A volcano is essentially a gap in Earth’s crust where the surface is connected to chambers of liquid rock below. Earth’s crust is composed of tectonic plates that sit on top of hotter, softer rock in the mantle. Volcanoes most often occur at the boundaries where plates meet. This happens on land but there are also many underwater volcanoes, some of which are very large. There are also volcanoes, including those in Hawaii, that sit in the middle of tectonic plates. It is thought that these are connected to the mantle by 3000 km deep chimneys of liquid rock called mantle plumes.
According to the US Geological Society, there are about 1500 potentially active volcanoes on land. There are always dozens of them erupting. In 2020, more than 60 volcanoes have erupted or continued to erupt.
Volcano are perhaps best known because of the dangers they present. Streams of lava can burn up and destroy anything in their path. While explosions can inject huge quantities of ash into the atmosphere. It is thought that huge bouts of volcanic eruptions in the ancient past clogged up the atmosphere, changing the climate in drastic ways that precipitated major extinction events.

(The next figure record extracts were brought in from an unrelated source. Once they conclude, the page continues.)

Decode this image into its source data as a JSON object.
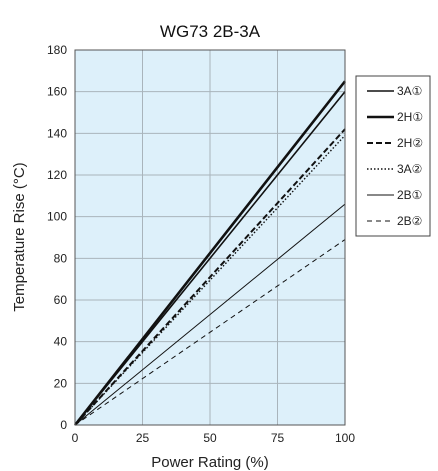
{
  "chart_data": {
    "type": "line",
    "title": "WG73 2B-3A",
    "xlabel": "Power Rating (%)",
    "ylabel": "Temperature Rise (°C)",
    "xlim": [
      0,
      100
    ],
    "ylim": [
      0,
      180
    ],
    "xticks": [
      0,
      25,
      50,
      75,
      100
    ],
    "yticks": [
      0,
      20,
      40,
      60,
      80,
      100,
      120,
      140,
      160,
      180
    ],
    "grid": true,
    "background_color": "#ddf0fa",
    "grid_color": "#a9b4bb",
    "line_color": "#111111",
    "legend_position": "right",
    "x": [
      0,
      100
    ],
    "series": [
      {
        "name": "3A①",
        "values": [
          0,
          160
        ],
        "style": "solid",
        "width": 1.6
      },
      {
        "name": "2H①",
        "values": [
          0,
          165
        ],
        "style": "solid",
        "width": 2.6
      },
      {
        "name": "2H②",
        "values": [
          0,
          142
        ],
        "style": "dashed",
        "width": 2
      },
      {
        "name": "3A②",
        "values": [
          0,
          139
        ],
        "style": "dotted",
        "width": 1.4
      },
      {
        "name": "2B①",
        "values": [
          0,
          106
        ],
        "style": "solid",
        "width": 1
      },
      {
        "name": "2B②",
        "values": [
          0,
          89
        ],
        "style": "dashed-thin",
        "width": 1
      }
    ]
  }
}
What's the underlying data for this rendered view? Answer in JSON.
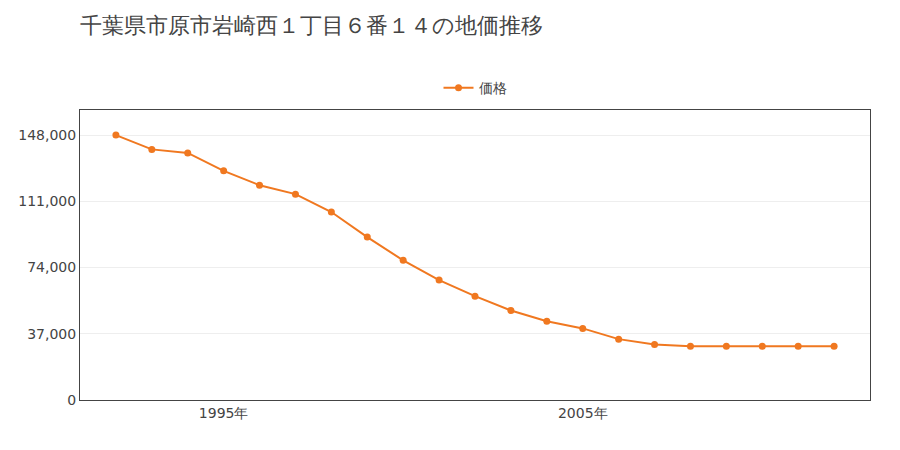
{
  "chart_data": {
    "type": "line",
    "title": "千葉県市原市岩崎西１丁目６番１４の地価推移",
    "x": [
      1992,
      1993,
      1994,
      1995,
      1996,
      1997,
      1998,
      1999,
      2000,
      2001,
      2002,
      2003,
      2004,
      2005,
      2006,
      2007,
      2008,
      2009,
      2010,
      2011,
      2012
    ],
    "series": [
      {
        "name": "価格",
        "color": "#f07820",
        "values": [
          148000,
          140000,
          138000,
          128000,
          120000,
          115000,
          105000,
          91000,
          78000,
          67000,
          58000,
          50000,
          44000,
          40000,
          34000,
          31000,
          30000,
          30000,
          30000,
          30000,
          30000
        ]
      }
    ],
    "xlim": [
      1991,
      2013
    ],
    "xticks": [
      {
        "value": 1995,
        "label": "1995年"
      },
      {
        "value": 2005,
        "label": "2005年"
      }
    ],
    "ylim": [
      0,
      162000
    ],
    "yticks": [
      0,
      {
        "value": 37000,
        "label": "37,000"
      },
      {
        "value": 74000,
        "label": "74,000"
      },
      {
        "value": 111000,
        "label": "111,000"
      },
      {
        "value": 148000,
        "label": "148,000"
      }
    ],
    "grid": "y",
    "legend": "top",
    "marker": "circle"
  }
}
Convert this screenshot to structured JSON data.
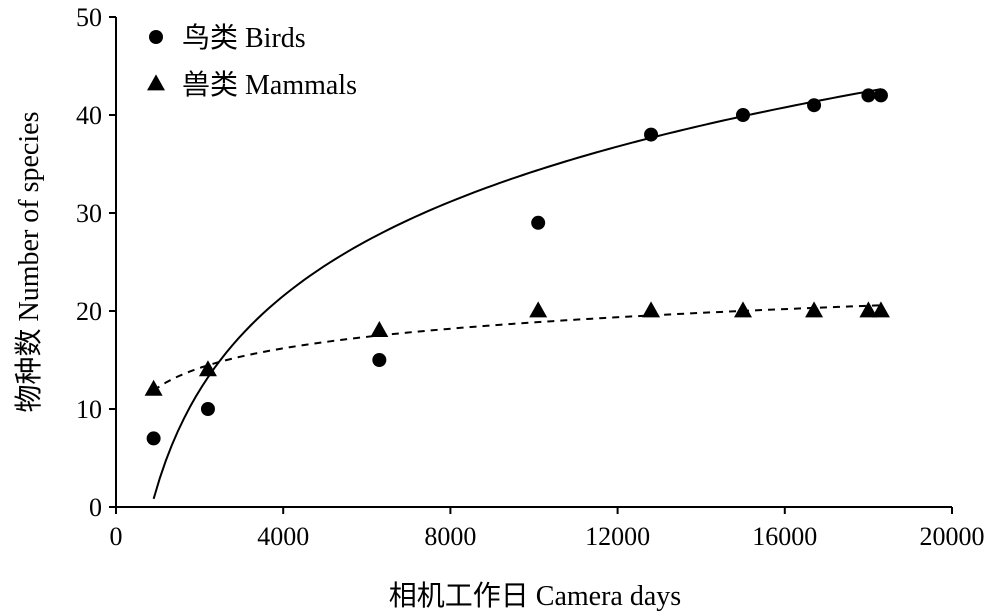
{
  "chart_data": {
    "type": "scatter",
    "xlabel": "相机工作日 Camera days",
    "ylabel": "物种数 Number of species",
    "xlim": [
      0,
      20000
    ],
    "ylim": [
      0,
      50
    ],
    "x_ticks": [
      "0",
      "4000",
      "8000",
      "12000",
      "16000",
      "20000"
    ],
    "y_ticks": [
      "0",
      "10",
      "20",
      "30",
      "40",
      "50"
    ],
    "grid": false,
    "legend_position": "top-left",
    "series": [
      {
        "name": "鸟类 Birds",
        "marker": "circle",
        "x": [
          900,
          2200,
          6300,
          10100,
          12800,
          15000,
          16700,
          18000,
          18300
        ],
        "y": [
          7,
          10,
          15,
          29,
          38,
          40,
          41,
          42,
          42
        ],
        "trend": {
          "style": "solid",
          "model": "logarithmic",
          "a": 13.88,
          "b": -93.59
        }
      },
      {
        "name": "兽类 Mammals",
        "marker": "triangle",
        "x": [
          900,
          2200,
          6300,
          10100,
          12800,
          15000,
          16700,
          18000,
          18300
        ],
        "y": [
          12,
          14,
          18,
          20,
          20,
          20,
          20,
          20,
          20
        ],
        "trend": {
          "style": "dashed",
          "model": "logarithmic",
          "a": 2.89,
          "b": -7.78
        }
      }
    ]
  }
}
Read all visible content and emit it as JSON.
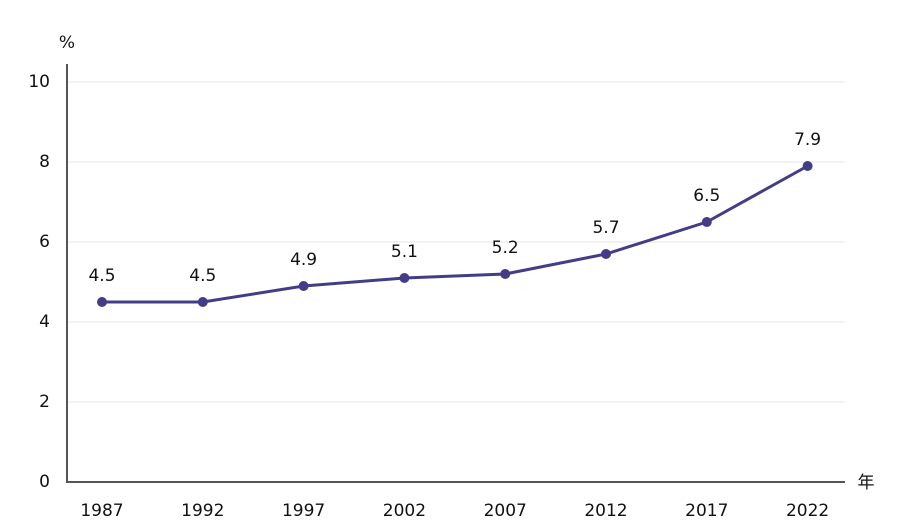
{
  "chart_data": {
    "type": "line",
    "y_label": "%",
    "x_label": "年",
    "categories": [
      "1987",
      "1992",
      "1997",
      "2002",
      "2007",
      "2012",
      "2017",
      "2022"
    ],
    "values": [
      4.5,
      4.5,
      4.9,
      5.1,
      5.2,
      5.7,
      6.5,
      7.9
    ],
    "color": "#433d87",
    "ylim": [
      0,
      10
    ],
    "yticks": [
      0,
      2,
      4,
      6,
      8,
      10
    ],
    "grid": true
  }
}
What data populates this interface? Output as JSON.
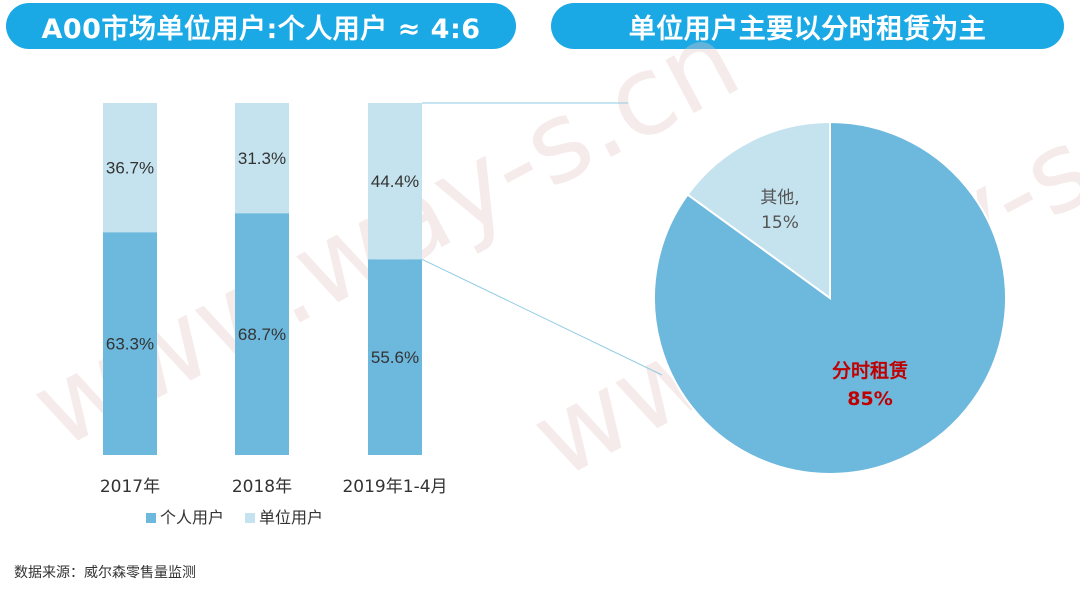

There are also volcanoes on other worlds in the solar system. Olympus Mons on Mars is an extinct volcano. Meanwhile, Io, a moon of Jupiter, is the solar system’s most geologically active world with more than 400 active volcanoes surrounded by pools of bubbling rock. We have also found plenty of evidence of ice volcanoes, including on Pluto, which erupt not rock but compounds that would typically be liquids or gases on earth, such as water and ammonia.